Uberaba prepara ação judicial contra o governo do Estado para receber dívidas superior a R$ 70 milhões

Tutela antecipada para bloqueio de recursos vai ser pleiteada para garantir quitação de débitos superiores a R$ 70 milhões

Venceu nesta terça-feira, dia 31, o derradeiro prazo concedido pela Prefeitura de Uberaba em notificações extrajudiciais ao governador Fernando Pimentel para que honrasse com obrigações constitucionais devidas ao Município.  Foram duas notificações que não mereceram por parte do governo de Minas Gerais nenhuma manifestação de pagamento ou sequer de resposta formal.

Ante ao comportamento do Governo de Minas e da dívida que se avoluma e ultrapassa aos R$ 70 milhões, colocando em risco serviços essenciais à população, os advogados do Município já elaboram petição para interpor junto ao judiciário estadual, ação de cobrança com pedido de tutela antecipada no sentido de incluir bloqueio de valores do Estado até o limite do devido à Uberaba. A ação deve ser protocolizada nos próximos dez dias, conforme prevê o procurador geral, Paulo Eduardo Salge.

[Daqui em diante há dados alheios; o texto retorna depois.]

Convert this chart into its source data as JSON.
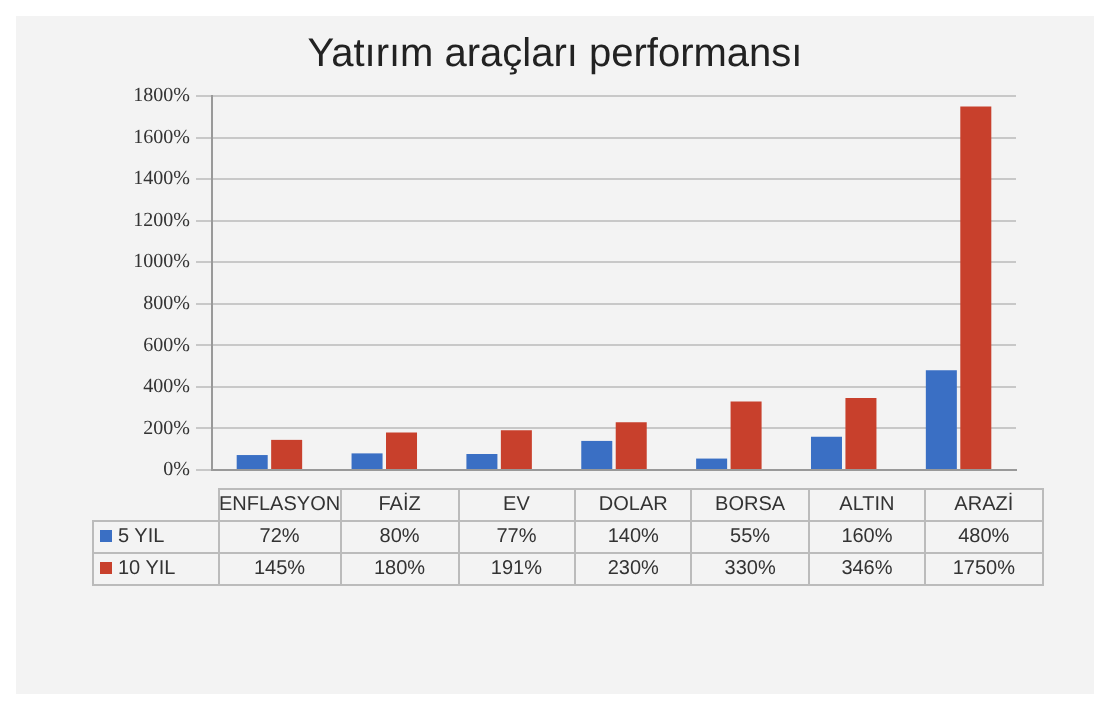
{
  "chart_data": {
    "type": "bar",
    "title": "Yatırım araçları performansı",
    "categories": [
      "ENFLASYON",
      "FAİZ",
      "EV",
      "DOLAR",
      "BORSA",
      "ALTIN",
      "ARAZİ"
    ],
    "series": [
      {
        "name": "5 YIL",
        "color": "#3a6fc4",
        "values": [
          72,
          80,
          77,
          140,
          55,
          160,
          480
        ],
        "value_labels": [
          "72%",
          "80%",
          "77%",
          "140%",
          "55%",
          "160%",
          "480%"
        ]
      },
      {
        "name": "10 YIL",
        "color": "#c8402c",
        "values": [
          145,
          180,
          191,
          230,
          330,
          346,
          1750
        ],
        "value_labels": [
          "145%",
          "180%",
          "191%",
          "230%",
          "330%",
          "346%",
          "1750%"
        ]
      }
    ],
    "ylim": [
      0,
      1800
    ],
    "yticks": [
      {
        "value": 0,
        "label": "0%"
      },
      {
        "value": 200,
        "label": "200%"
      },
      {
        "value": 400,
        "label": "400%"
      },
      {
        "value": 600,
        "label": "600%"
      },
      {
        "value": 800,
        "label": "800%"
      },
      {
        "value": 1000,
        "label": "1000%"
      },
      {
        "value": 1200,
        "label": "1200%"
      },
      {
        "value": 1400,
        "label": "1400%"
      },
      {
        "value": 1600,
        "label": "1600%"
      },
      {
        "value": 1800,
        "label": "1800%"
      }
    ],
    "grid": "y",
    "legend": "bottom"
  }
}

A inadimplência e inércia do governo mineiro colocam em risco a prestação de serviços públicos ao uberabense. O Município tem legitimidade de direito reconhecido constitucionalmente ao recebimento dos valores oriundos de parcelas de receitas previstas em lei. A judicialização da questão foi, inclusive, informada ao Estado na renotificação.

A Prefeitura reforça que tal comportamento por parte do Governo de Minas demonstra descompromisso, irresponsabilidade, falta de comprometimento e de respeito ético com relação ao cumprimento dos preceitos constitucionais em manifesta colisão à ordem jurídica constituída que não pode ser molestada justamente por quem tem o dever de preservá-la.

O montante em débito refere-se a valores decorrentes de receitas públicas a que tem direito o Município, especialmente em relação ao ICMS, saúde, Piso Mineiro de Assistência Social, transporte escolar e ICMS e IPVA para a educação (Fundeb 2018).   O não atendimento às notificações impõe o risco da responsabilidade funcional, sob os rigores da lei e em preservação ao estado democrático de direito.

O procurador geral destaca que além do direito absoluto aos repasses em percentual e prazos preestabelecidos, o Município tem responsabilidades primárias para com a coletividade (saúde, social, educação),  bem como custos com o funcionalismo e ainda outros, como a segurança, constitucionalmente de responsabilidade do Estado. “… a população, que paga imposto tem o direito da efetividade e eficiência dos serviços públicos”, ratifica.

O sistema federativo nacional impõe repasses de recursos aos entes provenientes de receitas públicas, mediante critérios, percentuais, valores e datas vinculativamente para serem aplicados em serviços públicos. A inadimplência cumulativa e a inércia do Estado em solucionar a questão a que lhe é responsabilidade, reforça, cria obstáculos para o Município pagar, no prazo legal, os salários do funcionalismo, com reflexos aos servidores aposentados, além de outras obrigações previsíveis e exigíveis.